To handle symmetries, you need to add a model_info.json
file (see the models_with_symmetries
folder for examples). Here is the model_info.json
file for the cylinder object:
{
"symmetries_discrete": [[1, 0, 0, 0,
0, -1, 0, 0,
0, 0, -1, 0,
0, 0, 0, 1]],
"symmetries_continuous": [{"axis": [0, 0, 1], "offset": [0, 0, 0]}],
"align_axes": [{"object": [0, 1, 0], "camera": [0, 0, 1]}, {"object": [0, 0, 1], "camera": [0, 1, 0]}]
}
As you can see, we have specified one discrete symmetry (rotating the object by 180° around the x axis) and one continuous symmetry (rotating around the z axis). Also, we have to specify how to align the axes. With the align_axes
specified as above, the algorithm will:
- Discretize
symmetries_continuous
into 64 discrete rotations. - Combine all discrete and continuous symmetries into one set of complete symmetry transformations.
- Find the combined symmetry transformation such that when the object is rotated by that transformation,
- the y axis of the object (
"object": [0, 1, 0]
) has the best alignment (smallest angle) with the z axis of the camera ("camera": [0, 0, 1]
) - if there are multiple equally good such transformations, it will choose the obje where the z axis of the object (
"object": [0, 0, 1]
) has the best alignment with the y axis of the camera ("camera": [0, 1, 0]
).
- the y axis of the object (
See below for a documentation of the object and camera coordinate systems.
With this model_info.json
file, the result is the following:
cylinder_sym.mp4
As another example, here's a rather unusual object that has a 60° rotational symmetry around the z axis. The model_info.json
file looks like this:
{
"symmetries_discrete": [[ 0.5, -0.866, 0, 0,
0.866, 0.5, 0, 0,
0, 0, 1, 0,
0, 0, 0, 1],
[-0.5, -0.866, 0, 0,
0.866, -0.5, 0, 0,
0, 0, 1, 0,
0, 0, 0, 1],
[-1, 0, 0, 0,
0, -1, 0, 0,
0, 0, 1, 0,
0, 0, 0, 1],
[-0.5, 0.866, 0, 0,
-0.866, -0.5, 0, 0,
0, 0, 1, 0,
0, 0, 0, 1],
[ 0.5, 0.866, 0, 0,
-0.866, 0.5, 0, 0,
0, 0, 1, 0,
0, 0, 0, 1]],
"align_axes": [{"object": [0, 1, 0], "camera": [0, 0, 1]}]
}
The transformation matrices have been computed like this:
from math import sin, cos, pi
for yaw_degree in [60, 120, 180, 240, 300]:
yaw = yaw_degree / 180 * pi
print([cos(yaw), -sin(yaw), 0, 0, sin(yaw), cos(yaw), 0, 0, 0, 0, 1, 0, 0, 0, 0, 1])
The resulting symmetry-corrected output looks like this:
hex_screw.mp4
This symmetry handling scheme allows the data generation script to compute consistent cuboid corners for most rotations of the object. Note however that there are object rotations where the cuboid corners become unstable and "flip over" to a different symmetry transformation. For the cylinder object, this is when the camera looks at the top or bottom of the cylinder (not shown in the video above).
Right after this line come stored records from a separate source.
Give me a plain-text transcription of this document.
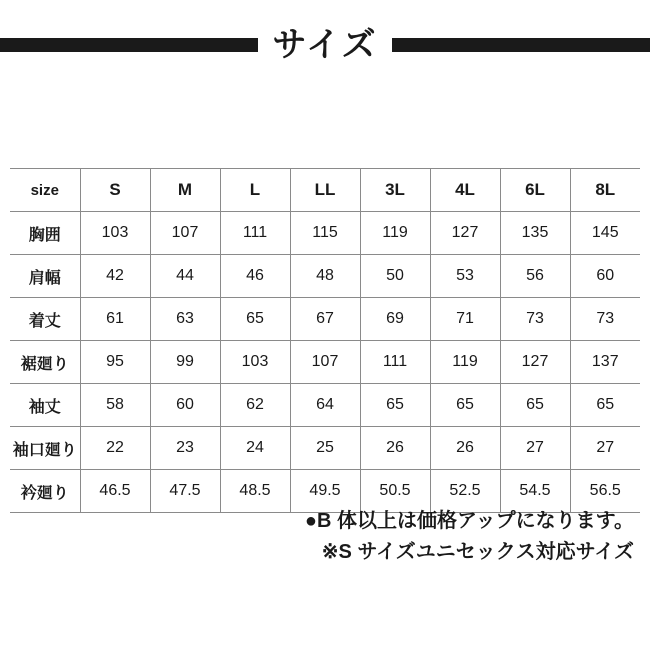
サイズ
size	S	M	L	LL	3L	4L	6L	8L
胸囲	103	107	111	115	119	127	135	145
肩幅	42	44	46	48	50	53	56	60
着丈	61	63	65	67	69	71	73	73
裾廻り	95	99	103	107	111	119	127	137
袖丈	58	60	62	64	65	65	65	65
袖口廻り	22	23	24	25	26	26	27	27
衿廻り	46.5	47.5	48.5	49.5	50.5	52.5	54.5	56.5
●B 体以上は価格アップになります。
※S サイズユニセックス対応サイズ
For the hex screw object, this is also when the camera looks at the top or bottom or when the rotation is close to the 60° boundary between two transformations (this can be seen in the video). Rotations within a few degrees of the "flipping over" rotation will not be handled well by the trained network. Unfortunately, this cannot be easily avoided.
Further note that specifying symmetries also improves the recognition results for "almost-symmetrical" objects, where there are only minor non-symmetrical parts, such as most of the objects from the T-LESS dataset.